Conversamos o nos afanamos en algo remotamente similar. Alguien se adelanta al resto diciendo que está feliz porque la lluvia le está lavando el coche, no es original pero de momento a todos nos sirve. Lo malo es que a partir de ahí la amiga gorda adquiere confianza y comienza a pormenorizar una por una las vueltas que tuvo que dar para aparcar. Una vez relatada la séptima ya son demasiadas vueltas pero por suerte la del cumpleaños interrumpe para preguntarle a Lola (Lola es la supuestamente interesante) cómo le fue en Agosto por Milán.

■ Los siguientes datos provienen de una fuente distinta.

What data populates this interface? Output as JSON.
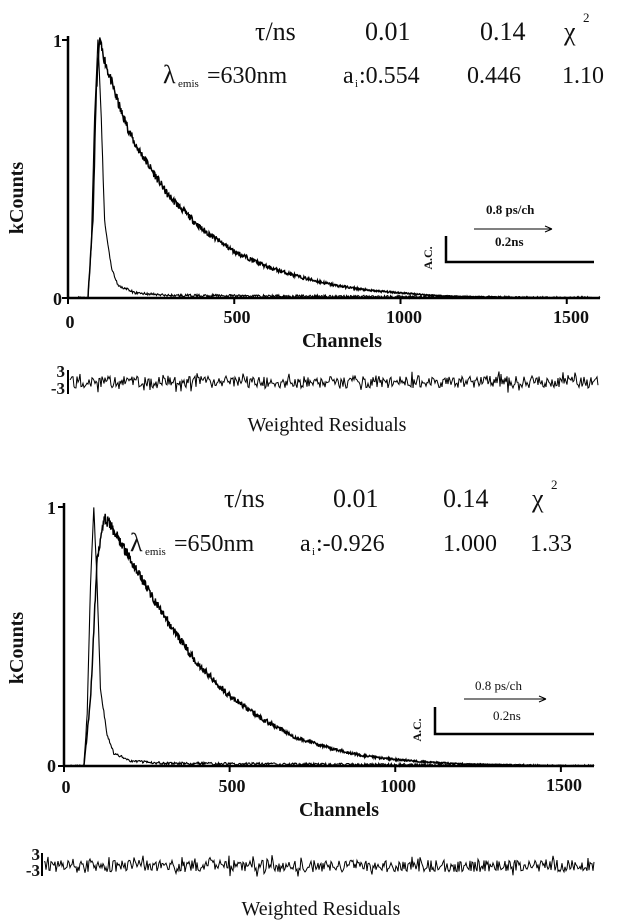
{
  "panels": [
    {
      "y_axis_label": "kCounts",
      "x_axis_label": "Channels",
      "y_ticks": [
        "1",
        "0"
      ],
      "x_ticks": [
        "0",
        "500",
        "1000",
        "1500"
      ],
      "fit_table": {
        "tau_label": "τ/ns",
        "tau_values": [
          "0.01",
          "0.14"
        ],
        "chi_label": "χ",
        "chi_sup": "2",
        "lambda_symbol": "λ",
        "lambda_sub": "emis",
        "lambda_value": "=630nm",
        "a_symbol": "a",
        "a_sub": "i",
        "a_values": [
          ":0.554",
          "0.446"
        ],
        "chi_value": "1.10"
      },
      "scale_box": {
        "rate": "0.8 ps/ch",
        "time": "0.2ns",
        "ac": "A.C."
      },
      "residuals": {
        "labels": [
          "3",
          "-3"
        ],
        "title": "Weighted Residuals"
      }
    },
    {
      "y_axis_label": "kCounts",
      "x_axis_label": "Channels",
      "y_ticks": [
        "1",
        "0"
      ],
      "x_ticks": [
        "0",
        "500",
        "1000",
        "1500"
      ],
      "fit_table": {
        "tau_label": "τ/ns",
        "tau_values": [
          "0.01",
          "0.14"
        ],
        "chi_label": "χ",
        "chi_sup": "2",
        "lambda_symbol": "λ",
        "lambda_sub": "emis",
        "lambda_value": "=650nm",
        "a_symbol": "a",
        "a_sub": "i",
        "a_values": [
          ":-0.926",
          "1.000"
        ],
        "chi_value": "1.33"
      },
      "scale_box": {
        "rate": "0.8 ps/ch",
        "time": "0.2ns",
        "ac": "A.C."
      },
      "residuals": {
        "labels": [
          "3",
          "-3"
        ],
        "title": "Weighted Residuals"
      }
    }
  ],
  "chart_data": [
    {
      "type": "line",
      "xlabel": "Channels",
      "ylabel": "kCounts",
      "xlim": [
        0,
        1600
      ],
      "ylim": [
        0,
        1
      ],
      "series": [
        {
          "x": [
            0,
            60,
            75,
            85,
            95,
            100,
            120,
            160,
            200,
            300,
            400,
            500,
            600,
            700,
            800,
            900,
            1000,
            1100,
            1200,
            1400,
            1600
          ],
          "y": [
            0,
            0,
            0.3,
            0.8,
            1.0,
            0.97,
            0.88,
            0.72,
            0.6,
            0.4,
            0.27,
            0.18,
            0.12,
            0.08,
            0.05,
            0.03,
            0.02,
            0.01,
            0.005,
            0.002,
            0
          ]
        },
        {
          "x": [
            0,
            60,
            70,
            80,
            90,
            100,
            110,
            130,
            150,
            200,
            300,
            1600
          ],
          "y": [
            0,
            0,
            0.2,
            0.7,
            1.0,
            0.7,
            0.3,
            0.12,
            0.05,
            0.02,
            0.01,
            0
          ]
        }
      ]
    },
    {
      "type": "line",
      "xlabel": "Channels",
      "ylabel": "kCounts",
      "xlim": [
        0,
        1600
      ],
      "ylim": [
        0,
        1
      ],
      "series": [
        {
          "x": [
            0,
            60,
            80,
            100,
            120,
            140,
            200,
            300,
            400,
            500,
            600,
            700,
            800,
            900,
            1000,
            1100,
            1200,
            1400,
            1600
          ],
          "y": [
            0,
            0,
            0.25,
            0.8,
            0.96,
            0.93,
            0.8,
            0.58,
            0.4,
            0.27,
            0.18,
            0.11,
            0.07,
            0.04,
            0.025,
            0.015,
            0.008,
            0.003,
            0
          ]
        },
        {
          "x": [
            0,
            60,
            70,
            80,
            90,
            100,
            110,
            130,
            150,
            200,
            300,
            1600
          ],
          "y": [
            0,
            0,
            0.2,
            0.7,
            1.0,
            0.7,
            0.3,
            0.12,
            0.05,
            0.02,
            0.01,
            0
          ]
        }
      ]
    }
  ]
}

A falta de cosas mejores Lola tenía en la boca uno de los hielos del Bacardí, se hace la elegante y disimula sin lograr evitar ponerse violeta y que su cara se congestione como la de la niña del Exorcista, por fin consigue tragar el cubito y empieza a decir desganadamente cosas inconexas de Milán, es evidente que todos le caemos mal. Rebeca, que tampoco se entera, gesticula con la cabeza y de vez en cuando, aprovechando las pausas, dice “ahá”.

Es cuando el ex compañero de facultad me pregunta si yo alguna vez he estado, me pilla mirándole los vaqueros ajustados a la camarera rubia por lo que le respondo que “si he estado dónde”. Que si has estado en Milán, me dice, y yo le contesto que no. Después le pregunto si es que él sí, pero resulta que tampoco, y dado que la conversación rula por una vía rematadamente muerta los dos nos volvemos apurados hacia la amiga flaquita, que también estaba distraía, en su caso leyendo las etiquetas de las marcas de cerveza, y le preguntamos lo mismo. Nos sonríe cortésmente, se le nota un huevo que no estaba atenta cuando fuimos presentados y que no tiene ni remota idea de quienes somos. Y en lo que se refiere a Milán no, jamás ha estado, aparte de eso está jodida de frío porque eligió para esta noche un vestido excesivamente ligero y cortito que el único deseo que provoca es el de invitarla a un chocolate con churros.